When entering a user namespace you drop privileges.
The best way I can explain it is to describe an April Fool's day joke that you can play on your friendly local sysadmin.
Create a binary and call it something like $HOME/bin/su. Have that binary
call unshare(CLONE_NEWUSER) and write to /proc/[pid]/uid_map and /proc/[pid]/gid_map so that 0 in the current user namespace maps to the current uid and gid. Have this binary exec $SHELL. No privileges required.
Report that su is working without requiring root privileges in your account.
You can look around in /proc/self/status and see that your uid and gid are 0 and that you have all privs.
Extra points if you can get your local sysadmin to start trying to do things and from your $HOME/bin/su, because things really won't work and if you don't realize what is going on you are likely to be quite frustrated.
Services won't restart. You can't kill processes owned by other users etc.

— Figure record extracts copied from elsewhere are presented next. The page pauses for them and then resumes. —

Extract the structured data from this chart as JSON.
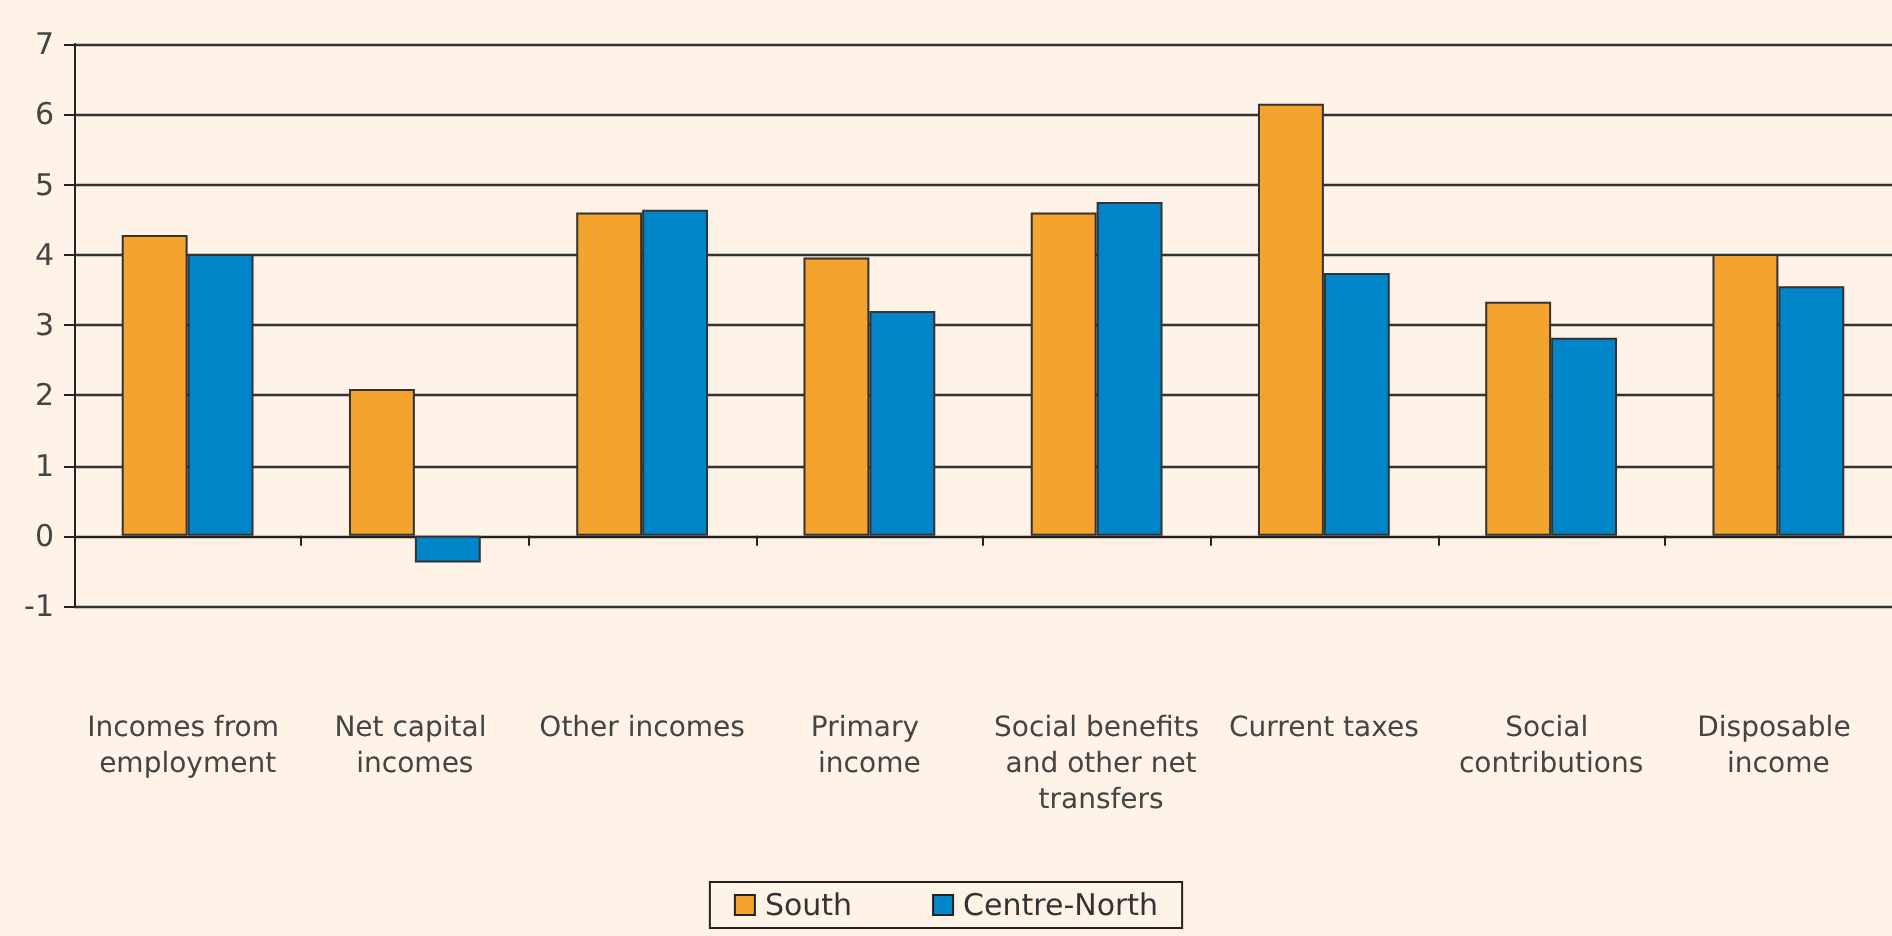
{
  "chart_data": {
    "type": "bar",
    "categories": [
      "Incomes from employment",
      "Net capital incomes",
      "Other incomes",
      "Primary income",
      "Social benefits and other net transfers",
      "Current taxes",
      "Social contributions",
      "Disposable income"
    ],
    "series": [
      {
        "name": "South",
        "color": "#f3a32e",
        "values": [
          4.28,
          2.09,
          4.6,
          3.96,
          4.6,
          6.15,
          3.33,
          4.01
        ]
      },
      {
        "name": "Centre-North",
        "color": "#0085c8",
        "values": [
          4.01,
          -0.38,
          4.64,
          3.2,
          4.75,
          3.74,
          2.82,
          3.55
        ]
      }
    ],
    "ylim": [
      -1,
      7
    ],
    "yticks": [
      -1,
      0,
      1,
      2,
      3,
      4,
      5,
      6,
      7
    ],
    "grid": "y",
    "legend": "bottom"
  }
}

Having a pam module set it up so that the user that looks like root has a distinct uid from everyone else is trickier to setup but could be more entertaining.
So while you have CAP_NET_BIND and can bind to any port in any network namespace you create, creating a network namespace won't do you much good because that network namespace is not connected to any other network namespace.
Posted Jan 4, 2013 2:00 UTC (Fri) by kevinm (guest, #69913)
[Link]
Thanks Eric.
So from this it sounds like all the other types of namespaces (net, pid, mount...) are "owned" by a user namespace (the one in which they were created). When a permission check is done, it is done using the user namespace that owns that namespace that the relevant resource is in - for example, when I try to bind a privileged port, the permission check is done using the user namespace that owns the current network namespace (not the user namespace of the current process, which might well be different). Does that sound like the right concept?